Early reviews were dismissive. Sure, it was impressive that Israeli agents heisted half a ton of nuclear documents from Iran. The movie version would be a must-see. But critics harrumphed that the revelations lacked substance: What Netanyahu presented were merely files of a long-defunct Iranian bomb and delivery program.
The French foreign ministry issued a statement that summed up the European Union response. “At first glance,” it said, this was old news. France and its partners have known this stuff since the summer of 2002. Alex Fishman, one of Israel’s most widely read military analysts, was similarly unimpressed. “Warmed over noodles,” he called it.
These critics, who reflect the view in EU capitals and among Israeli military cognoscenti, are not wrong; but they miss the point. Netanyahu didn’t go on television to display a smoking gun. He didn’t have one, and it didn’t matter. What he did have was a prop, a stage and a series of messages for at least five key audiences.
One obvious recipient was Donald Trump, now loudly threatening to blow up the Iranian nuclear agreement concluded by his predecessor. It is not clear that Trump — or Netanyahu for that matter — actually want to do this. Both say they are amenable to keeping the deal, with “substantial changes.” That is, in fact, what other signatories are seeking. But, ended or mended, there is going to be some serious international turbulence after Trump’s May 12 deadline, especially since Tehran is refusing to accept any changes.
Neither Netanyahu nor Trump argues that Iran has broken the accord it signed in 2015. They believe that the deal, in its present state, is worse than nothing at all. Demonstrating that the regime in Iran has retained, and tried to closely guard, its nuclear plans, may not be incriminating, but it raises enough eyebrows to provide the White House with fresh and vividly illustrated talking points. Trump got this immediately. “Bibi is 100 percent right!” the president trumpeted after the show.
Still, Trump was not, as some reviewers have claimed, an “audience of one.” Netanyahu had other targets too, starting with Iran.
It’s no secret that Israel has been trying for decades to derail the nuclear plans of the Ayatollahs. But this campaign has largely been conducted in the dark. For the first time, Netanyahu shined a bright light on a clandestine Israeli intelligence operation — and used it to mock the enemy “That stuff I showed on TV? You don’t know what else we have; you don’t know the half of it,” he seemed to taunt. It isn’t hard to imagine the manhunt this has already set off in Iran’s nuclear community.
This is something for the Russians to ponder, too, as they work on their relationship with Tehran. As Netanyahu demonstrated, Iran is highly vulnerable to penetration. Whatever intelligence, military plans and diplomatic information the Russians share with the Islamic Republic could very well wind up in the hands of Israel, and the United States.
Netanyahu's fourth audience was the Mossad, Israel’s main intelligence agency. He lauded the operation as “one of the greatest achievement of Israel’s intelligence,” and didn’t stop there in his praise.

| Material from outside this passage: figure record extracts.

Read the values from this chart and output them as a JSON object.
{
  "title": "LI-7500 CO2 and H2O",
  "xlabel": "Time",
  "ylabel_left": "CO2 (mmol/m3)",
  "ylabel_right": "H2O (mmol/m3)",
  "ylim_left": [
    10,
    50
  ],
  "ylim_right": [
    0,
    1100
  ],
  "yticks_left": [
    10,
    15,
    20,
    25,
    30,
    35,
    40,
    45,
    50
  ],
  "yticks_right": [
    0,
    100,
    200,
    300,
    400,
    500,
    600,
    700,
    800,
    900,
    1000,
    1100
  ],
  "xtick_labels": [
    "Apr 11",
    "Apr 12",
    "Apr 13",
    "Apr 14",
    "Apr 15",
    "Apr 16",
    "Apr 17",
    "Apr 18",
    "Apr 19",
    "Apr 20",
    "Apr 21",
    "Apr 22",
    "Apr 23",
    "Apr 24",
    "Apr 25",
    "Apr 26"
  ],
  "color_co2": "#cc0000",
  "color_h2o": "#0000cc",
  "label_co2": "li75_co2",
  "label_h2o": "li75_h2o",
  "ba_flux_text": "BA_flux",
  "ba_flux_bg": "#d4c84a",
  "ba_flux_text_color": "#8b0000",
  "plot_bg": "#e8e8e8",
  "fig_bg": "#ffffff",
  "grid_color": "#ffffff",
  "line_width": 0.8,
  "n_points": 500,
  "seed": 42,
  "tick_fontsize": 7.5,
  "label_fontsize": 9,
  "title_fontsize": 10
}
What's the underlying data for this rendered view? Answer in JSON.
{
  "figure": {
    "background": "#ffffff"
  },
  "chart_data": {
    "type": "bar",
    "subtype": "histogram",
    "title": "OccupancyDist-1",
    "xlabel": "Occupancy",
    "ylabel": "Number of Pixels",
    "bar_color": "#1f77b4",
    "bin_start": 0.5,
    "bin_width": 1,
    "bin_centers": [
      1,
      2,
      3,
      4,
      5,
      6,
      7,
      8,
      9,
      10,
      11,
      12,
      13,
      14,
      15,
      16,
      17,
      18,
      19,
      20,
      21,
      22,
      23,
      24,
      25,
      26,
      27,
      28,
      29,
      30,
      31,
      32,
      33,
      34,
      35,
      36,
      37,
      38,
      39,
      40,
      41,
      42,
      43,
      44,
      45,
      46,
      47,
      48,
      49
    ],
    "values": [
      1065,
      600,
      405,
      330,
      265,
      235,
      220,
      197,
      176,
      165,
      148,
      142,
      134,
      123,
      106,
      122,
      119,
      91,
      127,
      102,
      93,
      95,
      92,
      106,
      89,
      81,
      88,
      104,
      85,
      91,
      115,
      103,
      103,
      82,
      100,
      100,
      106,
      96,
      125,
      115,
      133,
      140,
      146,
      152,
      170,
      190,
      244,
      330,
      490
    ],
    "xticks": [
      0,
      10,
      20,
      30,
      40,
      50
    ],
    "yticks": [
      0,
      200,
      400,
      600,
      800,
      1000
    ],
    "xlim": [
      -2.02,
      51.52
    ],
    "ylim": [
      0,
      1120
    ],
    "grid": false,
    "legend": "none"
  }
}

In the recent past, Netanyahu’s efforts to confront Iran militarily were thwarted (first privately and then, after his 2005 resignation, publicly) by the former head of the Mossad, Meir Dagan. In gearing up for a fight with Iranian proxies in Syria and Lebanon, as well as the possibility of taking direct action against Tehran (a prospect Israeli Defense Minister Avigdor Lieberman raised this week) he will want to keep the Mossad well-fed and happy.
Though Netanyahu gave his presentation in English, it would be a mistake to conclude he wasn’t also sending a message to Israelis. Netanyahu’s show preempted the news broadcasts on all three prime time new programs, assuring the whole country would be tuned in. The medium was the message; it conveyed the urgency of the information. Most Israelis were impressed: Here was our own world statesman, an MIT graduate, delivering a complicated scientific briefing not just in English, but in perfect English.
Some local critics charged that this was the real purpose of the show. Netanyahu is under police investigation for corruption and other alleged crimes. His legal defense is that he is innocent of all charges. But, say the critics, his political defense lies in burnishing his public image as the only leader capable of defending Israeli interests and projecting Israeli influence onto the world stage. There is a fair chance that he will be indicted, in which case he would most likely call a new election. Public support isn’t an admissible legal defense, but prosecutors and judges are only human.
That cynical reading, however, misunderstands the nature of Netanyahu’s deep sense of patriotism. He genuinely fears Iranian aggression, but he isn’t going to take Israel to war out of a personal political calculation.
As things stand, Netanyahu and his center-right coalition could win a narrow victory over a rival coalition led by two center-left candidates, Yair Lapid and Avi Gabay. They are decent peacetime candidates but neither has military expertise, national security experience or a close personal and professional partnership with the president of the United States.
These virtues were on full display in Netanyahu’s performance on Monday. In other words, among the several audiences Bibi addressed on Monday, none was more important than the one in Israeli television land. It was, in political terms, reminiscent of that blockbuster commercial for Old Spice: Voters, he seemed to be saying, look at your man. Now, look at me. Judged by that metric, it was better than a smoking gun.